Institute for Physiology, Medical Faculty, Otto-Von-Guericke-University, Leipziger Str. 44, 39120, Magdeburg, Germany.
Center for Behavioral Brain Sciences, Magdeburg, Germany.
J Neural Transm (Vienna). 2023 Aug;130(8):1003-1012. doi: 10.1007/s00702-023-02618-5. Epub 2023 Apr 4.
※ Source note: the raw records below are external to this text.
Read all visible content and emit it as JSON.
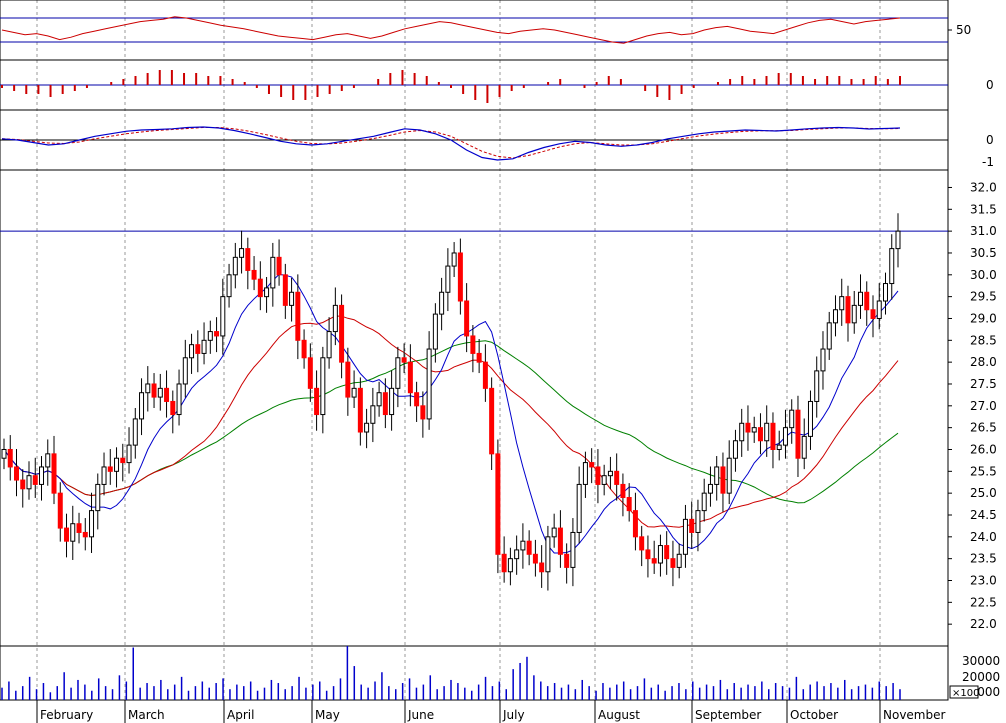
{
  "chart_data": {
    "type": "line",
    "price_panel": {
      "ylim": [
        21.5,
        32.4
      ],
      "y_ticks": [
        22.0,
        22.5,
        23.0,
        23.5,
        24.0,
        24.5,
        25.0,
        25.5,
        26.0,
        26.5,
        27.0,
        27.5,
        28.0,
        28.5,
        29.0,
        29.5,
        30.0,
        30.5,
        31.0,
        31.5,
        32.0
      ],
      "y_tick_labels": [
        "22.0",
        "22.5",
        "23.0",
        "23.5",
        "24.0",
        "24.5",
        "25.0",
        "25.5",
        "26.0",
        "26.5",
        "27.0",
        "27.5",
        "28.0",
        "28.5",
        "29.0",
        "29.5",
        "30.0",
        "30.5",
        "31.0",
        "31.5",
        "32.0"
      ],
      "reference_line": 31.0,
      "closes": [
        26.0,
        25.6,
        25.3,
        25.1,
        25.4,
        25.2,
        25.6,
        25.9,
        25.0,
        24.2,
        23.9,
        24.3,
        24.1,
        24.0,
        24.6,
        25.2,
        25.6,
        25.5,
        25.8,
        25.7,
        26.1,
        26.7,
        27.3,
        27.5,
        27.2,
        27.4,
        27.1,
        26.8,
        27.5,
        28.1,
        28.4,
        28.2,
        28.5,
        28.7,
        28.6,
        29.5,
        30.0,
        30.4,
        30.6,
        30.1,
        29.9,
        29.5,
        29.7,
        30.4,
        30.0,
        29.3,
        29.6,
        28.5,
        28.1,
        27.4,
        26.8,
        28.1,
        28.7,
        29.3,
        28.0,
        27.2,
        27.4,
        26.4,
        26.6,
        27.0,
        27.3,
        26.8,
        27.4,
        28.1,
        28.0,
        27.3,
        27.0,
        26.7,
        28.3,
        29.1,
        29.6,
        30.2,
        30.5,
        29.4,
        28.6,
        28.2,
        28.0,
        27.4,
        25.9,
        23.6,
        23.2,
        23.5,
        23.7,
        23.9,
        23.6,
        23.4,
        23.2,
        24.0,
        24.2,
        23.6,
        23.3,
        24.1,
        25.2,
        25.7,
        25.6,
        25.2,
        25.4,
        25.5,
        25.2,
        24.9,
        24.6,
        24.0,
        23.7,
        23.5,
        23.4,
        23.8,
        23.5,
        23.3,
        23.6,
        24.4,
        24.1,
        24.6,
        25.0,
        25.2,
        25.6,
        25.0,
        25.8,
        26.2,
        26.6,
        26.4,
        26.5,
        26.2,
        26.6,
        26.0,
        26.1,
        26.5,
        26.9,
        25.8,
        26.3,
        27.1,
        27.8,
        28.3,
        28.9,
        29.2,
        29.5,
        28.9,
        29.3,
        29.6,
        29.2,
        29.0,
        29.4,
        29.8,
        30.6,
        31.0
      ]
    },
    "rsi_panel": {
      "y_tick_labels": [
        "50"
      ],
      "upper_band": 70,
      "lower_band": 30,
      "series_values": [
        50,
        46,
        42,
        44,
        40,
        34,
        38,
        44,
        48,
        52,
        56,
        60,
        64,
        66,
        68,
        72,
        70,
        66,
        62,
        58,
        55,
        52,
        48,
        44,
        40,
        38,
        36,
        34,
        38,
        42,
        44,
        40,
        36,
        40,
        46,
        52,
        56,
        60,
        64,
        62,
        58,
        54,
        50,
        46,
        44,
        48,
        50,
        52,
        50,
        46,
        42,
        38,
        34,
        30,
        28,
        34,
        40,
        44,
        46,
        42,
        44,
        50,
        54,
        56,
        52,
        48,
        46,
        44,
        50,
        56,
        62,
        66,
        68,
        64,
        60,
        64,
        66,
        68,
        70
      ]
    },
    "histogram_panel": {
      "y_tick_labels": [
        "0"
      ],
      "bar_values": [
        -1,
        -2,
        -3,
        -3,
        -4,
        -3,
        -2,
        -1,
        0,
        1,
        2,
        3,
        4,
        5,
        5,
        4,
        4,
        3,
        3,
        2,
        1,
        -1,
        -3,
        -4,
        -5,
        -5,
        -4,
        -3,
        -2,
        -1,
        0,
        2,
        4,
        5,
        4,
        3,
        1,
        -1,
        -3,
        -5,
        -6,
        -4,
        -2,
        -1,
        0,
        1,
        2,
        0,
        -1,
        1,
        3,
        2,
        0,
        -2,
        -4,
        -5,
        -3,
        -1,
        0,
        1,
        2,
        3,
        2,
        3,
        4,
        4,
        3,
        2,
        3,
        3,
        2,
        2,
        3,
        2,
        3
      ]
    },
    "macd_panel": {
      "y_tick_labels": [
        "0",
        "-1"
      ],
      "macd_line": [
        0.05,
        0.0,
        -0.1,
        -0.2,
        -0.15,
        0.0,
        0.15,
        0.25,
        0.35,
        0.4,
        0.42,
        0.45,
        0.5,
        0.52,
        0.48,
        0.38,
        0.25,
        0.1,
        -0.05,
        -0.15,
        -0.2,
        -0.15,
        -0.05,
        0.05,
        0.15,
        0.3,
        0.45,
        0.4,
        0.25,
        0.0,
        -0.4,
        -0.7,
        -0.8,
        -0.75,
        -0.5,
        -0.3,
        -0.15,
        -0.05,
        -0.1,
        -0.2,
        -0.25,
        -0.2,
        -0.1,
        0.05,
        0.15,
        0.25,
        0.32,
        0.36,
        0.4,
        0.38,
        0.36,
        0.4,
        0.45,
        0.48,
        0.5,
        0.48,
        0.44,
        0.46,
        0.48
      ],
      "signal_line": [
        0.05,
        0.02,
        -0.05,
        -0.12,
        -0.14,
        -0.08,
        0.05,
        0.15,
        0.25,
        0.32,
        0.38,
        0.42,
        0.46,
        0.5,
        0.5,
        0.45,
        0.35,
        0.22,
        0.08,
        -0.05,
        -0.14,
        -0.16,
        -0.12,
        -0.04,
        0.06,
        0.18,
        0.32,
        0.38,
        0.32,
        0.15,
        -0.15,
        -0.45,
        -0.65,
        -0.72,
        -0.62,
        -0.45,
        -0.28,
        -0.15,
        -0.1,
        -0.15,
        -0.2,
        -0.2,
        -0.15,
        -0.05,
        0.06,
        0.16,
        0.24,
        0.3,
        0.35,
        0.37,
        0.37,
        0.38,
        0.42,
        0.45,
        0.48,
        0.48,
        0.46,
        0.45,
        0.46
      ]
    },
    "volume_panel": {
      "y_tick_labels": [
        "30000",
        "20000",
        "10000"
      ],
      "unit_label": "×100",
      "ylim": [
        0,
        35000
      ],
      "volumes": [
        8000,
        12000,
        6000,
        9000,
        15000,
        7000,
        11000,
        5000,
        9000,
        18000,
        8000,
        13000,
        10000,
        6000,
        14000,
        9000,
        7000,
        16000,
        12000,
        34000,
        8000,
        11000,
        9000,
        13000,
        7000,
        10000,
        15000,
        6000,
        9000,
        12000,
        8000,
        11000,
        14000,
        7000,
        10000,
        9000,
        12000,
        6000,
        8000,
        13000,
        11000,
        7000,
        9000,
        15000,
        8000,
        10000,
        12000,
        6000,
        9000,
        14000,
        35000,
        22000,
        10000,
        8000,
        12000,
        18000,
        9000,
        7000,
        11000,
        14000,
        8000,
        10000,
        16000,
        7000,
        9000,
        13000,
        11000,
        8000,
        6000,
        10000,
        15000,
        9000,
        12000,
        7000,
        20000,
        24000,
        28000,
        16000,
        12000,
        9000,
        11000,
        8000,
        10000,
        7000,
        13000,
        9000,
        6000,
        11000,
        8000,
        10000,
        12000,
        7000,
        9000,
        14000,
        8000,
        10000,
        6000,
        9000,
        11000,
        7000,
        12000,
        8000,
        10000,
        9000,
        13000,
        7000,
        11000,
        8000,
        10000,
        9000,
        12000,
        7000,
        11000,
        9000,
        8000,
        15000,
        7000,
        10000,
        12000,
        9000,
        11000,
        8000,
        13000,
        7000,
        9000,
        10000,
        8000,
        12000,
        9000,
        11000,
        7000
      ]
    },
    "x_tick_labels": [
      "February",
      "March",
      "April",
      "May",
      "June",
      "July",
      "August",
      "September",
      "October",
      "November"
    ],
    "grid": "vertical dotted at month boundaries",
    "colors": {
      "up_candle": "#ffffff",
      "down_candle": "#ff0000",
      "ma_short": "#0000cc",
      "ma_medium": "#cc0000",
      "ma_long": "#008000",
      "reference_line": "#0000aa",
      "rsi_line": "#cc0000",
      "histogram": "#cc0000",
      "macd_line": "#0000cc",
      "signal_line": "#cc0000",
      "volume": "#0000cc"
    }
  }
}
Therapeutic approaches providing effective medication for Alzheimer's disease (AD) patients after disease onset are urgently needed. Previous studies in AD mouse models and in humans suggested that physical exercise or changed lifestyle can delay AD-related synaptic and memory dysfunctions when treatment started in juvenile animals or in elderly humans before onset of disease symptoms. However, a pharmacological treatment that can reverse memory deficits in AD patients was thus far not identified. Importantly, AD disease-related dysfunctions have increasingly been associated with neuro-inflammatory mechanisms and searching for anti-inflammatory medication to treat AD seems promising. Like for other diseases, repurposing of FDA-approved drugs for treatment of AD is an ideally suited strategy to reduce the time to bring such medication into clinical practice. Of note, the sphingosine-1-phosphate analogue fingolimod (FTY720) was FDA-approved in 2010 for treatment of multiple sclerosis patients. It binds to the five different isoforms of Sphingosine-1-phosphate receptors (S1PRs) that are widely distributed across human organs. Interestingly, recent studies in five different mouse models of AD suggest that FTY720 treatment, even when starting after onset of AD symptoms, can reverse synaptic deficits and memory dysfunction in these AD mouse models. Furthermore, a very recent multi-omics study identified mutations in the sphingosine/ceramide pathway as a risk factor for sporadic AD, suggesting S1PRs as promising drug target in AD patients. Therefore, progressing with FDA-approved S1PR modulators into human clinical trials might pave the way for these potential disease modifying anti-AD drugs.
治疗方法为阿尔茨海默病(AD)患者提供有效的药物治疗方法非常迫切。先前在 AD 小鼠模型和人类中的研究表明,在幼年动物或疾病症状出现前的老年人群中开始进行体育锻炼或改变生活方式,可以延迟 AD 相关的突触和记忆功能障碍。然而,目前尚未发现一种可以逆转 AD 患者记忆缺陷的药物治疗方法。重要的是,AD 疾病相关的功能障碍与神经炎症机制越来越相关,寻找抗炎药物治疗 AD 似乎很有前景。与其他疾病一样,重新利用 FDA 批准的药物治疗 AD 是一种理想的策略,可以减少将此类药物引入临床实践的时间。值得注意的是,鞘氨醇-1-磷酸类似物 fingolimod(FTY720)于 2010 年被 FDA 批准用于治疗多发性硬化症患者。它与广泛分布于人体器官中的五种不同的鞘氨醇-1-磷酸受体(S1PRs)结合。有趣的是,最近在五种不同的 AD 小鼠模型中的研究表明,FTY720 治疗,即使在 AD 症状出现后开始,也可以逆转这些 AD 小鼠模型中的突触缺陷和记忆功能障碍。此外,最近的一项多组学研究发现,鞘氨醇/神经酰胺途径中的突变是散发性 AD 的一个风险因素,这表明 S1PR 是 AD 患者有希望的药物靶点。因此,将 FDA 批准的 S1PR 调节剂推进到人类临床试验中,可能为这些潜在的疾病修饰性抗 AD 药物铺平道路。